In the event of someone gaining access to my database, I do not want them to be able to easily link the individuals in table 1 to their data in table 2. Obviously, I need to be able to communicate between the tables to associate the user with his/her data (for example, if they wanted to edit or delete a review).

I understand that it would be impossible to completely failsafe this, but what would best practice be?

Would encrypting the userids in table 2 be worthwhile? Obviously, the encryption key would be stored somewhere on the server, but it would at least provide an additional hurdle.

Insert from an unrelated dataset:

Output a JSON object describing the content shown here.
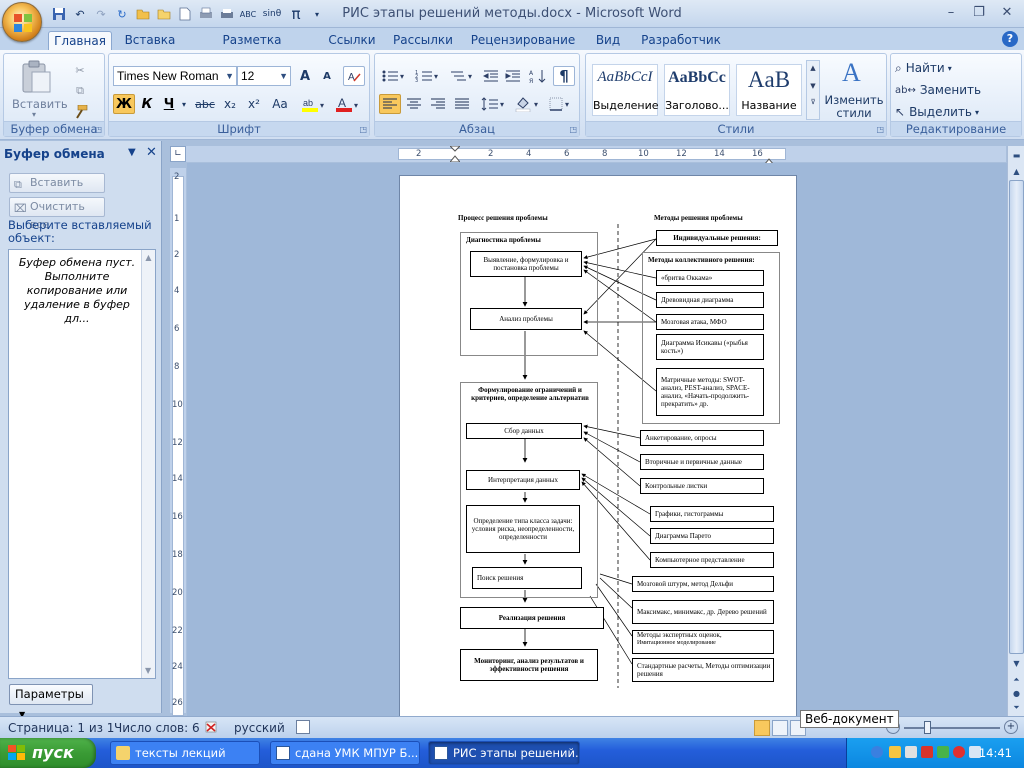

I thought about hashing the userid in table 2, so that it could be queried from table 1, but without it being possible to query table 1 from table 2. Is this is sensible? I can't be certain that there wouldn't be a situation in the future where I could want to query table 1 from table 2, and this would preclude me from ever doing so.

Rob
  • 128
  • 1
  • 7
  • 29

1 Answers1

0

There are a number of solutions to this which can be used separately or in harmony with each other.

Column Level Encryption

You can also Encrypt your data using a separate key in both the tables but then you won't be able to use indexes while joining two tables.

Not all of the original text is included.